A little later I went up to the counter to pay. I didn’t put a tip on my card, since I read that sometimes the barista doesn’t get all the money. “Uh huh,” she said, mouth wry as she looked at the receipt. Then I put a five in the tip jar. “Oh,” she said, puzzled now.

What I should have said: “I’m autistic. Nothing personal, I have eye contact problems.” If I’d been feeling especially bold, I could have added, “I think you do a really good job” and even “You bring a good energy here.” Well, maybe not that last, but definitely the first. As it was, I didn’t say anything. I left. This happened last May and the café, a very nice one, is a block from where I live. But I didn’t go back there until last week, and first I looked to make sure she wasn’t on duty.

I just read a highly intelligent and well-written book that ends with a talk about how the author wouldn’t be her if she weren’t autistic and how she finds that being her is a beautiful thing. She figures that all neurotypes are beautiful: autistic, allistic, or whatever. Maybe it depends on the symptoms you have and how people treated you growing up. For me autism has been a curse. The example above is just one in a chain that goes back to when I was 13 (which is many decades now). When I think about being autistic, this chain comes first to mind. For me being autistic means that a few hundred people (most of them pretty girls) have shown me romantic interest or simple friendliness only to be rebuffed like I was some sort of jerk. It means I’ve been alone most of my life and I’m alone now.
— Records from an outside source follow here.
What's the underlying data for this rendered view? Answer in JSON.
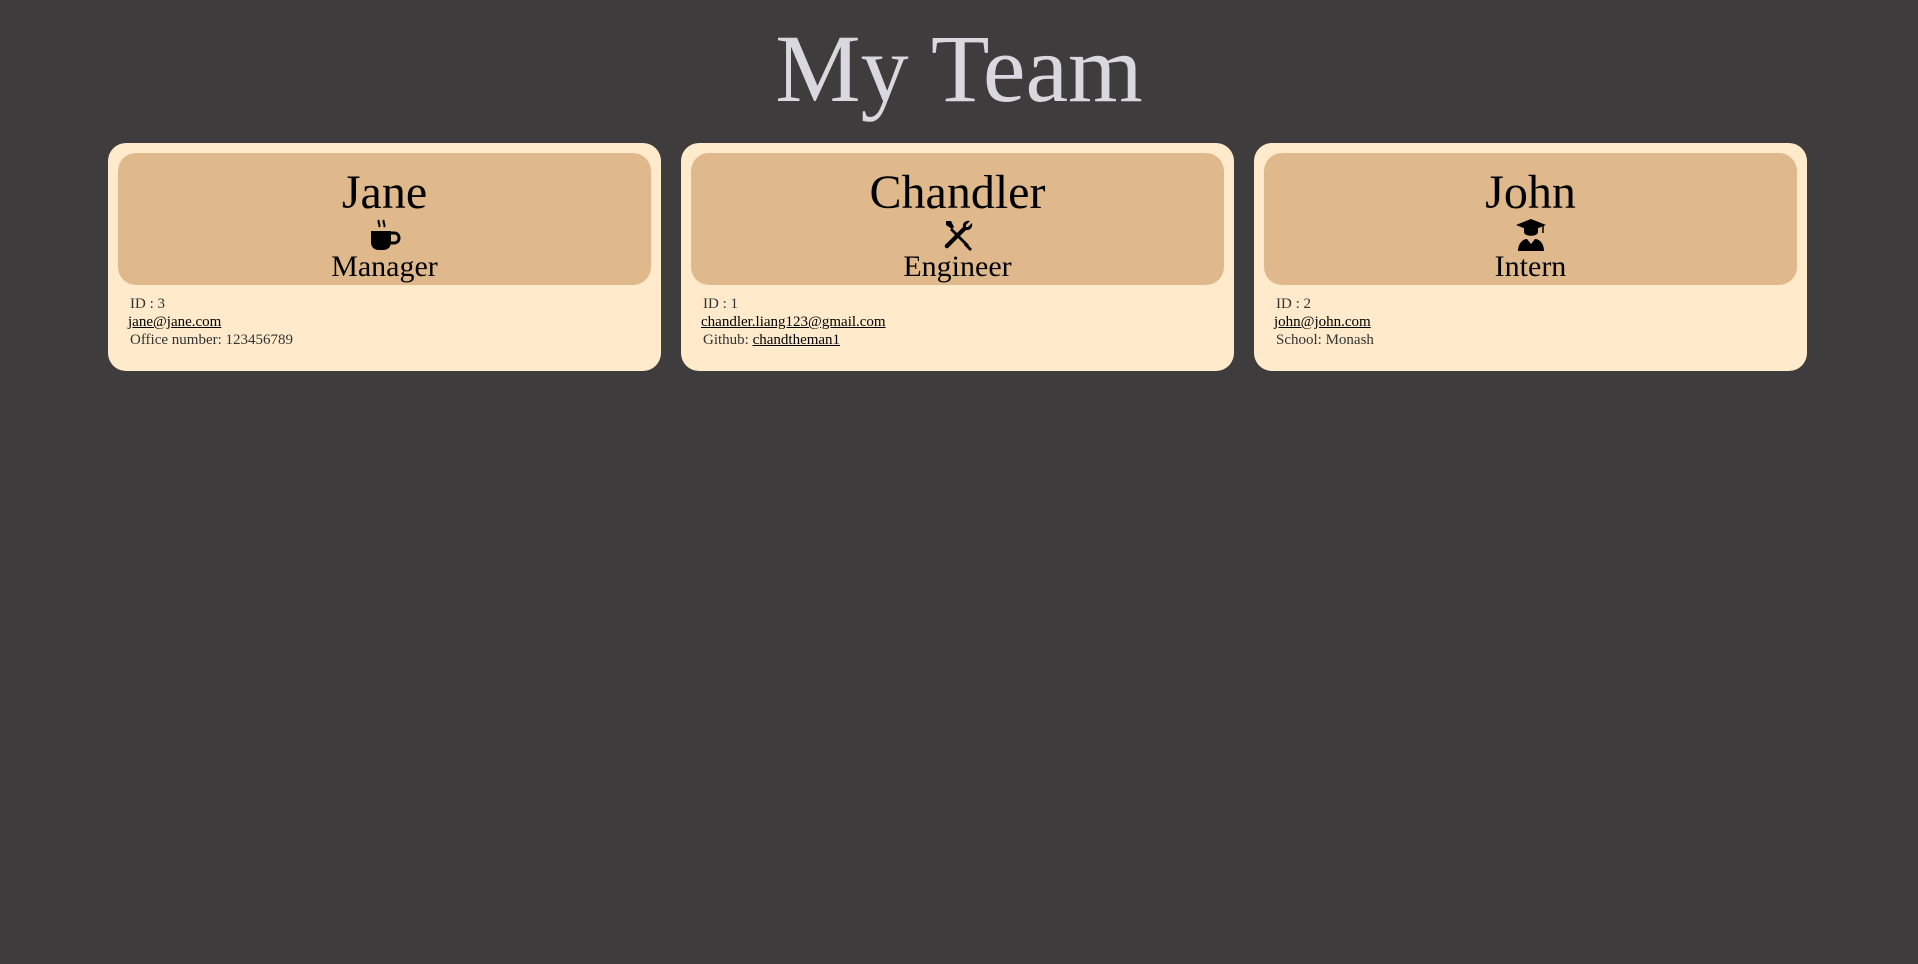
{
  "page": {
    "title": "My Team"
  },
  "cards": [
    {
      "name": "Jane",
      "role": "Manager",
      "icon": "coffee-icon",
      "id_text": "ID : 3",
      "email": "jane@jane.com",
      "extra_label": "Office number: ",
      "extra_value": "123456789"
    },
    {
      "name": "Chandler",
      "role": "Engineer",
      "icon": "tools-icon",
      "id_text": "ID : 1",
      "email": "chandler.liang123@gmail.com",
      "extra_label": "Github: ",
      "extra_value": "chandtheman1"
    },
    {
      "name": "John",
      "role": "Intern",
      "icon": "graduate-icon",
      "id_text": "ID : 2",
      "email": "john@john.com",
      "extra_label": "School: ",
      "extra_value": "Monash"
    }
  ],
  "colors": {
    "background": "#3e3c3d",
    "title": "#d9d8df",
    "card": "#ffebcc",
    "card_header": "#dfb98b"
  }
}
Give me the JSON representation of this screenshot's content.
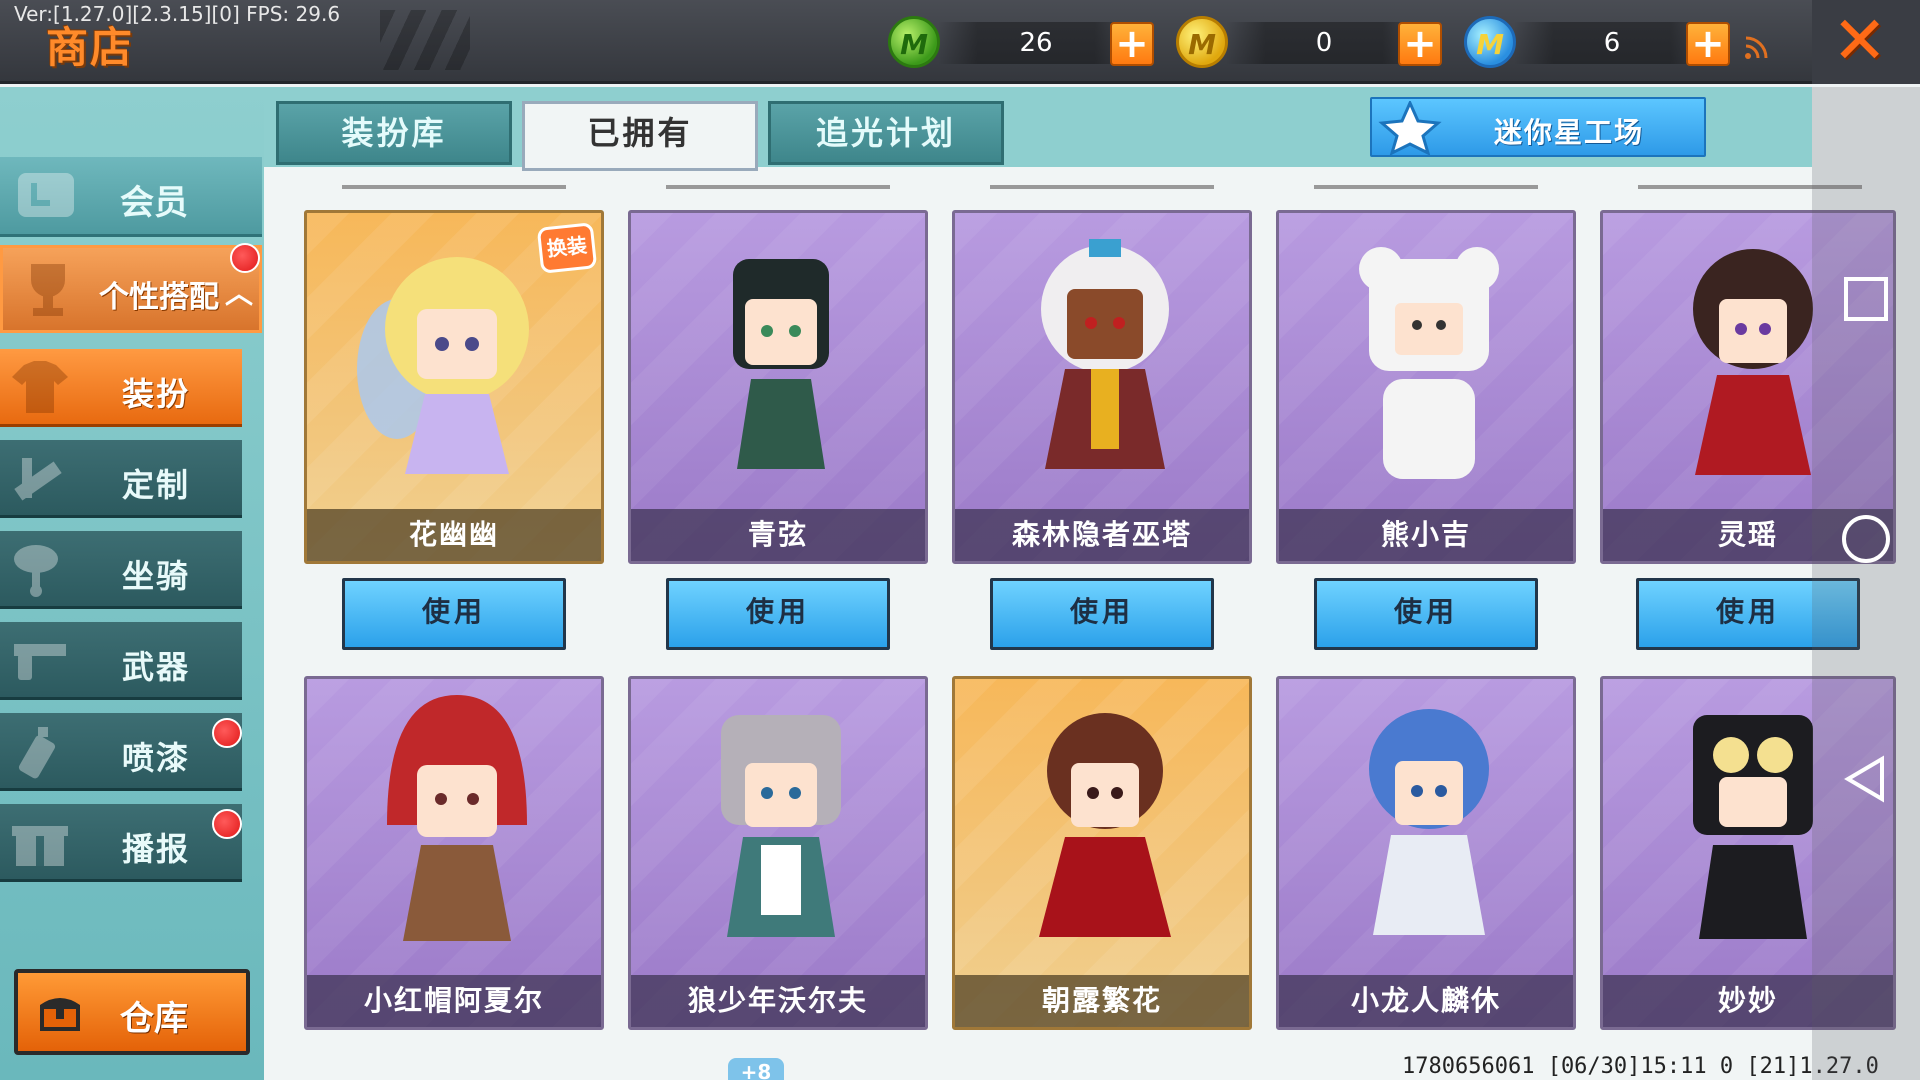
{
  "debug": "Ver:[1.27.0][2.3.15][0] FPS: 29.6",
  "header": {
    "title": "商店",
    "currencies": [
      {
        "icon": "green-m-coin-icon",
        "amount": "26"
      },
      {
        "icon": "gold-m-coin-icon",
        "amount": "0"
      },
      {
        "icon": "blue-m-coin-icon",
        "amount": "6"
      }
    ],
    "plus_label": "+"
  },
  "sidebar": {
    "member": "会员",
    "personal": "个性搭配",
    "items": [
      {
        "label": "装扮"
      },
      {
        "label": "定制"
      },
      {
        "label": "坐骑"
      },
      {
        "label": "武器"
      },
      {
        "label": "喷漆"
      },
      {
        "label": "播报"
      }
    ],
    "warehouse": "仓库"
  },
  "tabs": [
    {
      "label": "装扮库"
    },
    {
      "label": "已拥有"
    },
    {
      "label": "追光计划"
    }
  ],
  "studio_button": "迷你星工场",
  "swap_badge": "换装",
  "use_label": "使用",
  "cards": [
    {
      "name": "花幽幽"
    },
    {
      "name": "青弦"
    },
    {
      "name": "森林隐者巫塔"
    },
    {
      "name": "熊小吉"
    },
    {
      "name": "灵瑶"
    },
    {
      "name": "小红帽阿夏尔"
    },
    {
      "name": "狼少年沃尔夫"
    },
    {
      "name": "朝露繁花"
    },
    {
      "name": "小龙人麟休"
    },
    {
      "name": "妙妙"
    }
  ],
  "footer": {
    "info": "1780656061   [06/30]15:11 0   [21]1.27.0",
    "page_tab": "+8"
  },
  "colors": {
    "accent_orange": "#ff8a2a",
    "use_button_blue": "#2ba1ea",
    "sidebar_teal": "#3d6e73"
  }
}
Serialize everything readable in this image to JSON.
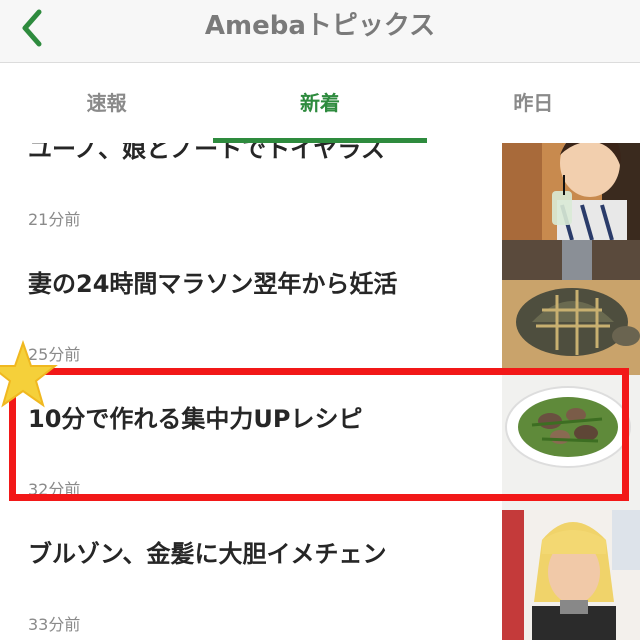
{
  "header": {
    "title": "Amebaトピックス",
    "back_icon": "chevron-left-icon"
  },
  "tabs": [
    {
      "label": "速報",
      "active": false
    },
    {
      "label": "新着",
      "active": true
    },
    {
      "label": "昨日",
      "active": false
    }
  ],
  "feed": {
    "items": [
      {
        "title": "ユーノ、娘とノートでトイヤラス",
        "time": "21分前",
        "thumb": "child-drinking-photo"
      },
      {
        "title": "妻の24時間マラソン翌年から妊活",
        "time": "25分前",
        "thumb": "tortoise-photo"
      },
      {
        "title": "10分で作れる集中力UPレシピ",
        "time": "32分前",
        "thumb": "clam-stirfry-photo"
      },
      {
        "title": "ブルゾン、金髪に大胆イメチェン",
        "time": "33分前",
        "thumb": "blonde-woman-photo"
      }
    ]
  },
  "colors": {
    "accent": "#2e8b3e",
    "highlight": "#f21818",
    "star": "#f5d03a"
  }
}
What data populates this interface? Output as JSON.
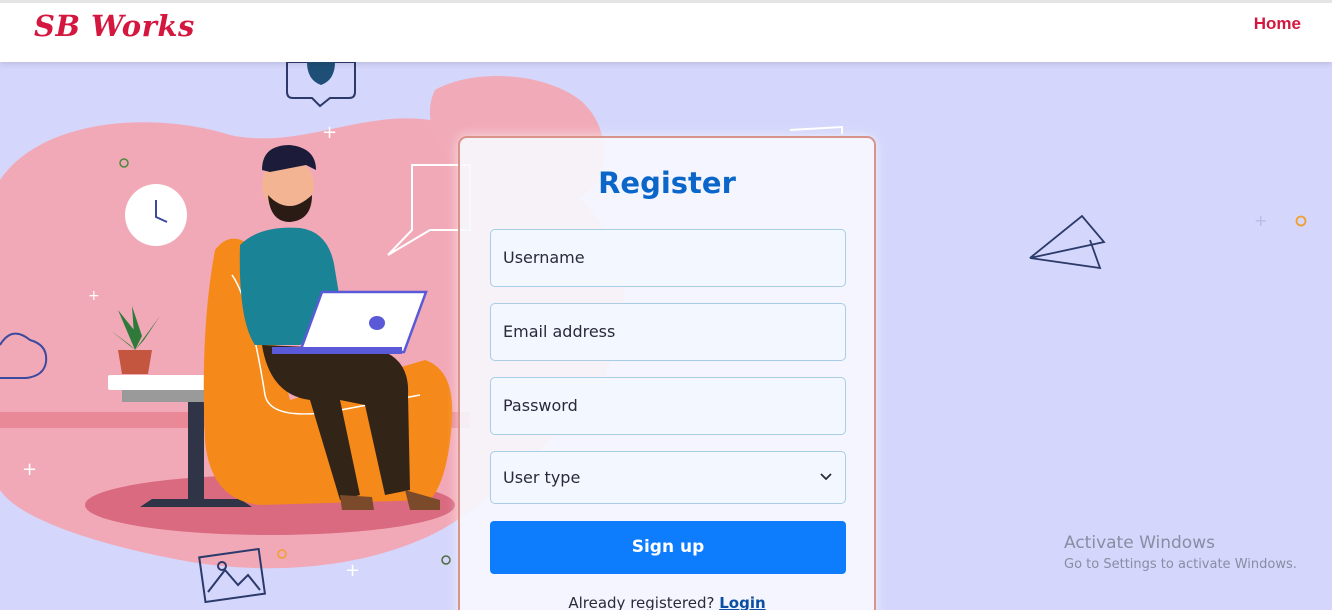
{
  "navbar": {
    "brand": "SB Works",
    "home_label": "Home"
  },
  "form": {
    "title": "Register",
    "username_placeholder": "Username",
    "email_placeholder": "Email address",
    "password_placeholder": "Password",
    "user_type_selected": "User type",
    "signup_label": "Sign up",
    "already_text": "Already registered?",
    "login_link": "Login"
  },
  "watermark": {
    "title": "Activate Windows",
    "subtitle": "Go to Settings to activate Windows."
  },
  "colors": {
    "brand": "#d4173f",
    "accent_blue": "#0d7dfd",
    "title_blue": "#0a67c9",
    "background": "#d4d6fb"
  }
}
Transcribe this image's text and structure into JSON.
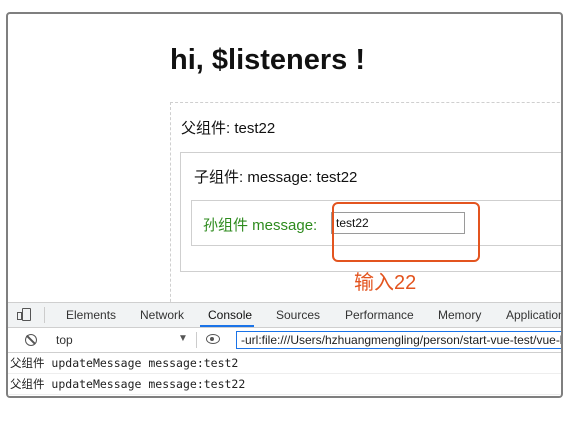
{
  "page": {
    "title": "hi, $listeners !",
    "parent_label": "父组件: test22",
    "child_label": "子组件: message: test22",
    "grandchild_label": "孙组件 message:",
    "input_value": "test22"
  },
  "annotation": {
    "text": "输入22",
    "color": "#e3541f"
  },
  "devtools": {
    "tabs": [
      "Elements",
      "Network",
      "Console",
      "Sources",
      "Performance",
      "Memory",
      "Application"
    ],
    "active_tab": "Console",
    "context": "top",
    "filter_value": "-url:file:///Users/hzhuangmengling/person/start-vue-test/vue-l",
    "logs": [
      "父组件 updateMessage message:test2",
      "父组件 updateMessage message:test22"
    ]
  },
  "colors": {
    "grandchild_text": "#2e8b1e",
    "active_tab_underline": "#1a73e8"
  }
}
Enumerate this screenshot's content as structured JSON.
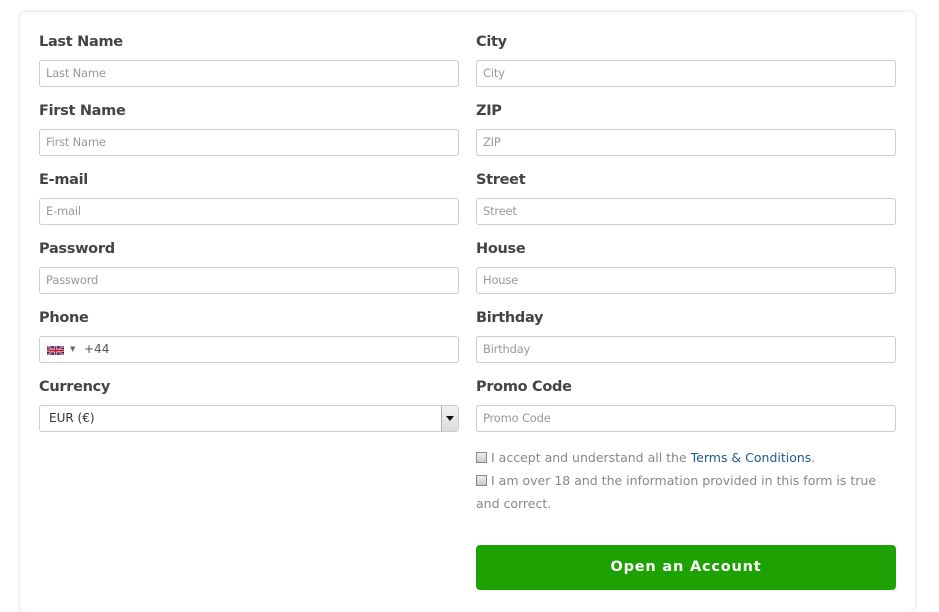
{
  "left_fields": [
    {
      "label": "Last Name",
      "placeholder": "Last Name"
    },
    {
      "label": "First Name",
      "placeholder": "First Name"
    },
    {
      "label": "E-mail",
      "placeholder": "E-mail"
    },
    {
      "label": "Password",
      "placeholder": "Password"
    }
  ],
  "phone": {
    "label": "Phone",
    "flag": "uk-flag-icon",
    "dial_code": "+44"
  },
  "currency": {
    "label": "Currency",
    "selected": "EUR  (€)"
  },
  "right_fields": [
    {
      "label": "City",
      "placeholder": "City"
    },
    {
      "label": "ZIP",
      "placeholder": "ZIP"
    },
    {
      "label": "Street",
      "placeholder": "Street"
    },
    {
      "label": "House",
      "placeholder": "House"
    },
    {
      "label": "Birthday",
      "placeholder": "Birthday"
    },
    {
      "label": "Promo Code",
      "placeholder": "Promo Code"
    }
  ],
  "agreements": {
    "terms_prefix": "I accept and understand all the ",
    "terms_link": "Terms & Conditions",
    "terms_suffix": ".",
    "age_text": "I am over 18 and the information provided in this form is true and correct."
  },
  "submit_label": "Open an Account",
  "colors": {
    "button": "#1ea203",
    "link": "#1f5a8c"
  }
}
We’re not supposed to say this, and I don’t speak for anybody else with autism. But they don’t speak for me either. So, all right, no. I don’t find that being autistic is good. It isn’t even neutral. It’s an affliction and causes pain: brief moments of pain for people I meet, and prolonged, spirit-crippling pain for myself. Everyone’s supposed to see autism as being like gayness or straightness. If you’re gay, you don’t want to be straight; if you’re straight, you don’t want to be gay. But I don’t want to be autistic. I want to be normal and I never will be.